The 29-year-old Gulf of Mexico-focused company is the fourth-largest producer on the shelf. It holds 513,000 acres offshore, which generate 96% of its production, about half gas. But W&T now also holds some 175,000 net acres in West and East Texas acquired since Macondo—or more rightly, since gas prices began their plummet in 2009.

Krohn emphasizes the Houston company is agnostic to oil or gas, offshore or onshore. He pounds the drum on evaluating full-cycle economics. "I just care about whether it makes money. We're driven by economics, not a philosophy. I'm looking for the highest full-cycle rate of return I can get."

Admittedly, oil and liquids-rich projects are meeting the hurdle rates at present, both onshore and off.

To prove he has not fallen out of love with the Gulf—or its economics—he points to the two acquisitions from Total and Shell Oil for a combined $261 million in 2010, while the future of the basin hung in the balance. "Clearly, we were buying in the Gulf at the same time.

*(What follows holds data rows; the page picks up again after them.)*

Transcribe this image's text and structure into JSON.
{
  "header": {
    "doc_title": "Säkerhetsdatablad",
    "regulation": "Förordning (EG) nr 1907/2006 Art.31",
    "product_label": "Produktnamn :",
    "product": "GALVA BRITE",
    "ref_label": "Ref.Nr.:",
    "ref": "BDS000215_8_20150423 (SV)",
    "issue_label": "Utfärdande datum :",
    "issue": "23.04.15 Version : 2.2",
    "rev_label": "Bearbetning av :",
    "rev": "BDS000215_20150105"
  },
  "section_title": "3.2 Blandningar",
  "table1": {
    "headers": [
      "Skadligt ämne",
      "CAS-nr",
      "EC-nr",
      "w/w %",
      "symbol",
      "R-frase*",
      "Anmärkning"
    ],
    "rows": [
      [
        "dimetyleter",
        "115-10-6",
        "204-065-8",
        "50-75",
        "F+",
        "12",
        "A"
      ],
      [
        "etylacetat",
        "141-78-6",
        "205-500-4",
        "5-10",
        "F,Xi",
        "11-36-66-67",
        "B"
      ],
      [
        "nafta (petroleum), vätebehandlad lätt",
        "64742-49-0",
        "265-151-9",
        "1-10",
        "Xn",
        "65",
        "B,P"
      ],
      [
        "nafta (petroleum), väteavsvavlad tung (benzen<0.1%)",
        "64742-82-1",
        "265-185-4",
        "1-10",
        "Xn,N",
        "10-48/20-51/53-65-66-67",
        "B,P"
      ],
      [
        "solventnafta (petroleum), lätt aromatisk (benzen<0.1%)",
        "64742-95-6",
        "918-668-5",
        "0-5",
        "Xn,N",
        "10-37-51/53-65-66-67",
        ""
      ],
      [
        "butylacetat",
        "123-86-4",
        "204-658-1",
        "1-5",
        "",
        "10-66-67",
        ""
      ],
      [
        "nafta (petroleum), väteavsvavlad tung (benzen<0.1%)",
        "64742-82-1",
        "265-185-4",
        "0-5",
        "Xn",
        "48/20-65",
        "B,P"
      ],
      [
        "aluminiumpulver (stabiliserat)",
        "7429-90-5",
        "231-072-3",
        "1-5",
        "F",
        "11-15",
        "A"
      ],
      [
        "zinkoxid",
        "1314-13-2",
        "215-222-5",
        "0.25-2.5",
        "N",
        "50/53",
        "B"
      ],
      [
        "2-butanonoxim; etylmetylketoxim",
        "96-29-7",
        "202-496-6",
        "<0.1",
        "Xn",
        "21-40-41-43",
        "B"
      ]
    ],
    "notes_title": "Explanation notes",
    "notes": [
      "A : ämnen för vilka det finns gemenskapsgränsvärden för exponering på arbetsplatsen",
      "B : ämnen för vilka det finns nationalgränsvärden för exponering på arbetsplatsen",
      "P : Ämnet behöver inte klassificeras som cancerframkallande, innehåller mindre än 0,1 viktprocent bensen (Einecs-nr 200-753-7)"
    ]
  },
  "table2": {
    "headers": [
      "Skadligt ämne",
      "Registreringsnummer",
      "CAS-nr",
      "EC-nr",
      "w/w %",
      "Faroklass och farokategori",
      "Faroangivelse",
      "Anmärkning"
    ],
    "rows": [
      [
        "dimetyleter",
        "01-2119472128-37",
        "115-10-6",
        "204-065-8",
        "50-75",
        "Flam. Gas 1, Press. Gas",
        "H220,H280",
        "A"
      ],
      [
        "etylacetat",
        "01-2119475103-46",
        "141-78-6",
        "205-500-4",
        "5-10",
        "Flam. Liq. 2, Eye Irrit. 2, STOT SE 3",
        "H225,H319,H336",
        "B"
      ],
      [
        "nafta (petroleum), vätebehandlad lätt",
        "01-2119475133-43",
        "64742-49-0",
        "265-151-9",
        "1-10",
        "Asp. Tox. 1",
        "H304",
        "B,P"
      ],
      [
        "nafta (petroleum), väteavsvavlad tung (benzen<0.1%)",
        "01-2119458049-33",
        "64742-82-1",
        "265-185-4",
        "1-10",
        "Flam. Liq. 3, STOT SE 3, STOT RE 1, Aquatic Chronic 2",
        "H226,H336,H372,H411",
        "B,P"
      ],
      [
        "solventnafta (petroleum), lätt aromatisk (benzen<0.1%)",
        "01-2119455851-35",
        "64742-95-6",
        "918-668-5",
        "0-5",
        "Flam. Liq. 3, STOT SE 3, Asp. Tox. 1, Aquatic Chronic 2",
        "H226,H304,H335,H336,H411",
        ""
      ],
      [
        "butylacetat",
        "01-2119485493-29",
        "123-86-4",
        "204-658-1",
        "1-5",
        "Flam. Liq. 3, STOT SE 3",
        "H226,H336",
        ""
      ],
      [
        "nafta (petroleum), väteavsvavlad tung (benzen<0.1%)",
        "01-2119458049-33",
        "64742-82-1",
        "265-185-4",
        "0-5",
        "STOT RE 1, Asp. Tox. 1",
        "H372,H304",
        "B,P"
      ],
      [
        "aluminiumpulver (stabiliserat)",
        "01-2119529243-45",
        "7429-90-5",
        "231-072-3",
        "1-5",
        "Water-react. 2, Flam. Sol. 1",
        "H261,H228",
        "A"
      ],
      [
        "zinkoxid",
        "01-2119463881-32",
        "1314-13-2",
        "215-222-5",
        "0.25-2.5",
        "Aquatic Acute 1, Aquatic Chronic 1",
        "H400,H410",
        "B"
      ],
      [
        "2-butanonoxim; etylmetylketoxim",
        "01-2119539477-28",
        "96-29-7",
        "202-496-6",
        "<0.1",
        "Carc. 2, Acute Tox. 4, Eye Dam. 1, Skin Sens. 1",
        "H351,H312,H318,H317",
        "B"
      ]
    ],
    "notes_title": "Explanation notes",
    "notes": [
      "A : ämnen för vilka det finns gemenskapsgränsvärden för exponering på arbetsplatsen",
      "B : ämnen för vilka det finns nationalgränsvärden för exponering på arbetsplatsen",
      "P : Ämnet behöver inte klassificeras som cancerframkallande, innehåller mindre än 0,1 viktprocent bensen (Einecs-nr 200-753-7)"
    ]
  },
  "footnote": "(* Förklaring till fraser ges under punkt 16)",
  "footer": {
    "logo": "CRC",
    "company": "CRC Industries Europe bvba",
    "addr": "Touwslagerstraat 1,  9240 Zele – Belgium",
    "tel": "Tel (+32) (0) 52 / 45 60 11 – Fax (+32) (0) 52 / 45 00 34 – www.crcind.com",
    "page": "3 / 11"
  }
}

We have great opportunities in the Gulf."

In fact, death knells for the Gulf of Mexico are music to his ears, he says. "We always find more reserves, develop more and make more money every time."

W&T is devoting $250 million, 59% of its total budget, to offshore projects in 2012, which includes three shelf development wells at its Mahogany Field in Ship Shoal 349/359, several additional shelf exploration and development wells, one deepwater development well at Matterhorn in Mississippi Canyon 243, and a 20% interest in a deepwater exploratory well. That well is waiting for a permit, and a rig is available to drill.

Grand Isle, Louisiana

Formerly owned by ExxonMobil, the Grand Isle, Louisiana, Shore Base was acquired by Energy XXI as part of a $1-billion deal with the major, including 20,000 barrels of oil equivalent a day piped to the base. The company has since juiced production 40%. “It’s been a home run,” says chief executive John Schiller.

Mahogany, the first subsalt commercial discovery in the world, is a six-well program on the shelf. Two wells were completed in 2011, currently producing 2,100 barrels of oil per day and 7.6 MMcf gas net, and the third is drilling. Expected internal rates of return exceed 100%. The Mahogany program is an example of new development spurred by reprocessed seismic, which is shining the light on multitudes of new targets subsurface.

"The primary reservoir just keeps getting bigger," says Krohn. "We're able to image it better and we're seeing new locations to drill. Not only have we sustained production, but we're finding more reserves and increasing production. It's a great field."

In the deep water, in a field currently producing 3,300 barrels and 6.7 MMcf per day, W&T is drilling the Matterhorn development well, which is expected to flow some 3,500 BOE per day net. Estimated IRR again: greater than 100%.

And Krohn has no fear exploring in the deep water, usually in a nonoperated position, but not necessarily. "It's high impact. If we make a good well there, it's going to have an impact on our company."

Krohn says he is enthusiastic about what he sees in the acquisitions market. "We're looking at things every day. We don't care if it's shallow or deep, oil or gas. All we care about is if it makes a full-cycle economic rate of return." And while the company does not budget for acquisitions, "$2 billion is not out of the realm of what we can do with our existing balance sheet."

And although the onshore assets are now a part of the W&T family and will capture capex accordingly, no way is the offshore being de-emphasized.

"We think the Gulf of Mexico is a great basin. It continues to get bigger. We're going to be here for a long time."